To get the ball rolling I installed the MySQL ODBC so they could communicate. That worked pretty well with ArcGIS being able to see the database and the tables in it. However, trying to do anything with the data was close to impossible. Taking the most simple data set that consisted of one table I could not get it to plot as a map. The problem was the way ArcGIS was interpreting the data types from MySQL; each and every one was being interpreted as a text field. This meant that it couldn’t use the coordinates to plot the data. I would have thought that the ODBC would have given ArcGIS something it could understand, but I guess not. The work around I used for this was to change the data types at the database level to INTs (they were stored as MEDIUMINTs on account of being BNG coordinates).
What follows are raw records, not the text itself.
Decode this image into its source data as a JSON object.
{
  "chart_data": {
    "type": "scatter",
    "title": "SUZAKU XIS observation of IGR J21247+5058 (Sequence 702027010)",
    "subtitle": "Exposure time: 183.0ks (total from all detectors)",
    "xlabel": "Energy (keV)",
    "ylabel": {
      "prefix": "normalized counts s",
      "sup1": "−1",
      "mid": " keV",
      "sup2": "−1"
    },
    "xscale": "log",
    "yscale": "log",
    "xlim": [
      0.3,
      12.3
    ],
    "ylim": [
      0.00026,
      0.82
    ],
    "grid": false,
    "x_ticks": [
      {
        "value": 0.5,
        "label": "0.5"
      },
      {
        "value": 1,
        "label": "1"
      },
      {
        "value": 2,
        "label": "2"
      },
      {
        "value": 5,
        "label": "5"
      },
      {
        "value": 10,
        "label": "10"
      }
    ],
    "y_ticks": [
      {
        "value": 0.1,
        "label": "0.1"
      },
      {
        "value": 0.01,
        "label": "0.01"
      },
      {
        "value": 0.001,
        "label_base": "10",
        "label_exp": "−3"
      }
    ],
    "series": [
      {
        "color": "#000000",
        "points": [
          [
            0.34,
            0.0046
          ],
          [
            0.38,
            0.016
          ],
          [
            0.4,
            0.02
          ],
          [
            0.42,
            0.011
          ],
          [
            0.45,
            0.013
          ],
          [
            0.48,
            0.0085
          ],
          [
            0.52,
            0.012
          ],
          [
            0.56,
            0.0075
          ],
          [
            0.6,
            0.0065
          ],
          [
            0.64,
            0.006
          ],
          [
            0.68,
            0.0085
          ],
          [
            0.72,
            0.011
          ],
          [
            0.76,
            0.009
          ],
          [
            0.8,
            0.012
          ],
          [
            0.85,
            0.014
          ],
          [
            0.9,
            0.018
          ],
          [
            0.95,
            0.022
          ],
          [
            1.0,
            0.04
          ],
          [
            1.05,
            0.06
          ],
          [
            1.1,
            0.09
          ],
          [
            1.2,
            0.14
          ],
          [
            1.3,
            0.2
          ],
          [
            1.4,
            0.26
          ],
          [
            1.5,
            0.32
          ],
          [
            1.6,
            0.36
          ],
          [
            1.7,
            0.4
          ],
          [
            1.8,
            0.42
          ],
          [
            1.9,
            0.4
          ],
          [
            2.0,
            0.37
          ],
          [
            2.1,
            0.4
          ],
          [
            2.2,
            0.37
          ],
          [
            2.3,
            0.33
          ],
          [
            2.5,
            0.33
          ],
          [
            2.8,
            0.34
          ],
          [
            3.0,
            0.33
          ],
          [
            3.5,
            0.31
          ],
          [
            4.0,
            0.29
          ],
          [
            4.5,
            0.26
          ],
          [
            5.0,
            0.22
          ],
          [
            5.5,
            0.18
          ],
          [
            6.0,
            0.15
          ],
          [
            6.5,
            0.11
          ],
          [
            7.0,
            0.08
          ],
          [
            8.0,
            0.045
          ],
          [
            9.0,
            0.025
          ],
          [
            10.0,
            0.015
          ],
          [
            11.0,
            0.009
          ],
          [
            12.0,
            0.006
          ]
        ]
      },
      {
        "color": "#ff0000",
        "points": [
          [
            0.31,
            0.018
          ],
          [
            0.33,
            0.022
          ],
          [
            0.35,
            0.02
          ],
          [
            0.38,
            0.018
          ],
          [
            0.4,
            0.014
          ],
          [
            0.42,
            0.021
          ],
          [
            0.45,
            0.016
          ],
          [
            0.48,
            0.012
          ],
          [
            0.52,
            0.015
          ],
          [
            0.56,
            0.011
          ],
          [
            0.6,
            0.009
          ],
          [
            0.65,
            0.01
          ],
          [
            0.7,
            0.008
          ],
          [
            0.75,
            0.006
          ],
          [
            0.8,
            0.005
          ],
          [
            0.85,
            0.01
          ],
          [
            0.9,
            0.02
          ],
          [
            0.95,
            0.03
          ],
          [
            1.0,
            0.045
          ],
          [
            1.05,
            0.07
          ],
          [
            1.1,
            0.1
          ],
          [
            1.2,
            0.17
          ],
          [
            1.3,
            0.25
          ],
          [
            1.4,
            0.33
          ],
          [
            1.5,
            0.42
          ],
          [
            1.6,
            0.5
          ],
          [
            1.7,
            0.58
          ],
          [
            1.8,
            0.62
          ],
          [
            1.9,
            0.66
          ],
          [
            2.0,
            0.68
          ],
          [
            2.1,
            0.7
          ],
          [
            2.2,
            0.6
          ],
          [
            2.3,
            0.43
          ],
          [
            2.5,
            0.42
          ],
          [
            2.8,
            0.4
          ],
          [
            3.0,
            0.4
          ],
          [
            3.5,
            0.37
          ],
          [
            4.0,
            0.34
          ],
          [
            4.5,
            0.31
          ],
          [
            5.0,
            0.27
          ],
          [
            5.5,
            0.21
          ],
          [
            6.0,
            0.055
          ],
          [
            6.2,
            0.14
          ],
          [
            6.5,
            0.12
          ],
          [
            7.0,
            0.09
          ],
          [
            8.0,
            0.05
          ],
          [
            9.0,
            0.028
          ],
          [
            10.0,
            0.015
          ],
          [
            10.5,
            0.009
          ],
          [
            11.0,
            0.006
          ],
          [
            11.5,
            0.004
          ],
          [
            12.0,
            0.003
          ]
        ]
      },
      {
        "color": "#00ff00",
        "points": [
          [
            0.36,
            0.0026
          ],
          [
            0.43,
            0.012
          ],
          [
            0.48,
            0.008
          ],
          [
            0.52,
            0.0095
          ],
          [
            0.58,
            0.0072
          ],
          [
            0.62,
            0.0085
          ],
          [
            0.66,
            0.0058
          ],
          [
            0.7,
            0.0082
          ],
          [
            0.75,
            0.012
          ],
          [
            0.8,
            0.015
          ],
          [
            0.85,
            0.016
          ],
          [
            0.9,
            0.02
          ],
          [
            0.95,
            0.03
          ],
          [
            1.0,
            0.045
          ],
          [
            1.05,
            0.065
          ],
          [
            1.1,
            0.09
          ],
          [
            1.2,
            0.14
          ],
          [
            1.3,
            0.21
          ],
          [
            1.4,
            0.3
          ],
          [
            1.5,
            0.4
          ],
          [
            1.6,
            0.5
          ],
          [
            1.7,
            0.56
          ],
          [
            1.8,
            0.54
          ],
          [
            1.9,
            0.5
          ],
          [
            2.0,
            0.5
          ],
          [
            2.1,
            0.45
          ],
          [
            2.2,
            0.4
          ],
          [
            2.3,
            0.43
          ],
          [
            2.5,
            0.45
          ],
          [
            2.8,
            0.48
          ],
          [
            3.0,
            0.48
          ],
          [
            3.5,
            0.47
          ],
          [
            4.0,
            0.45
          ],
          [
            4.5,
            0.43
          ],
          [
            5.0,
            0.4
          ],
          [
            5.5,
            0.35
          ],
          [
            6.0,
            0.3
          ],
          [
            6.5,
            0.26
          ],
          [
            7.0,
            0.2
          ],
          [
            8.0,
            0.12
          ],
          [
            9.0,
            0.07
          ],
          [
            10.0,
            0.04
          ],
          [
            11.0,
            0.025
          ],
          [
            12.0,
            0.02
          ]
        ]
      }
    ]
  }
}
I know this is overkill, and a poor use of storage etc, but as a first attempt at a fix it worked.

Then I moved on to the more complex data sets made up of several tables with rather complex JOINs needed to properly describe the data. This posed a new problem, since I couldn’t work out how to JOIN the data ArcGIS side to a satisfactory level. So the solution I implemented here was to create a VIEW in the database that fully denormalized the data set. This gave ArcGIS all the data it needed in one table (well, not a real table, but you get the idea).
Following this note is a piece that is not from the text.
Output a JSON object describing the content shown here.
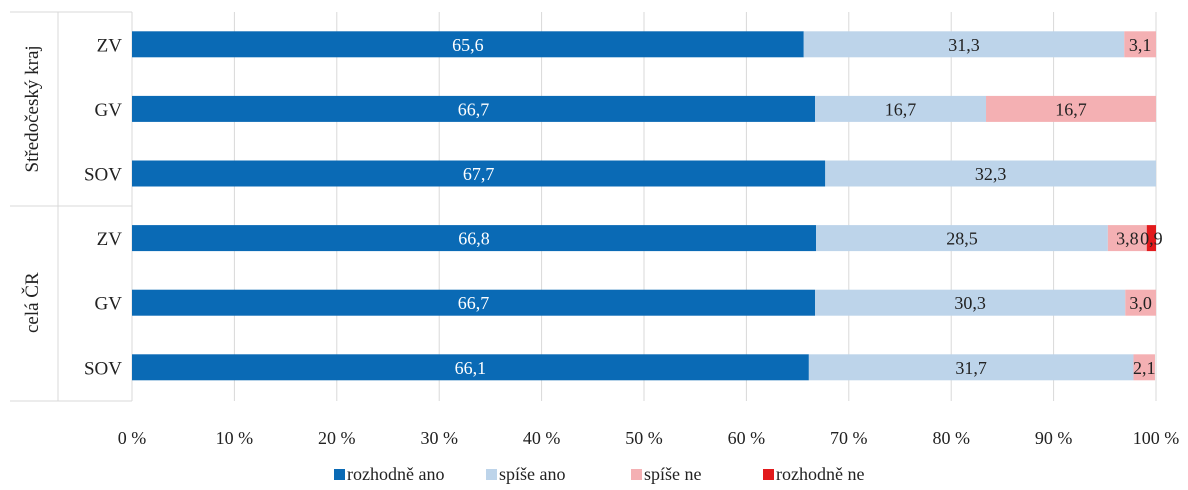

If we take a step back and look at the two ‘fixes’ so far, you can see that they can be easily combined in to one ‘fix’. By recasting the different integers in the original data in the VIEW, I can keep the data types I want in the source data and make ArcGIS think it is seeing what it wants.

And then steps in the final of the little annoyances that got in my way. ArcGIS likes to have an index on the source data. When you create a VIEW there is no index information cascaded through, so again ArcGIS just croaks and you can’t do anything with the data. The rather ugly hack I made to fix this (and if anyone has a better idea I will be glad to hear it) was to create a new table that has the same data types as those presented by the VIEW and do an

INSERT INTO new_table SELECT * FROM the_view

That leaves me with a fully denormalised real table with data types that ArcGIS can understand. Albeit at the price of having a lot of duplicate data hanging around.

Ultimately, if I can’t find a better solution, I will probably have a trigger of some description that copies the data into the new real table when the source data is edited. This would give the researchers real-time access to the most up-to-date data as it is updated by others. Let’s face it, it’s a million times better than the many different Excel spreadsheets that were floating around campus!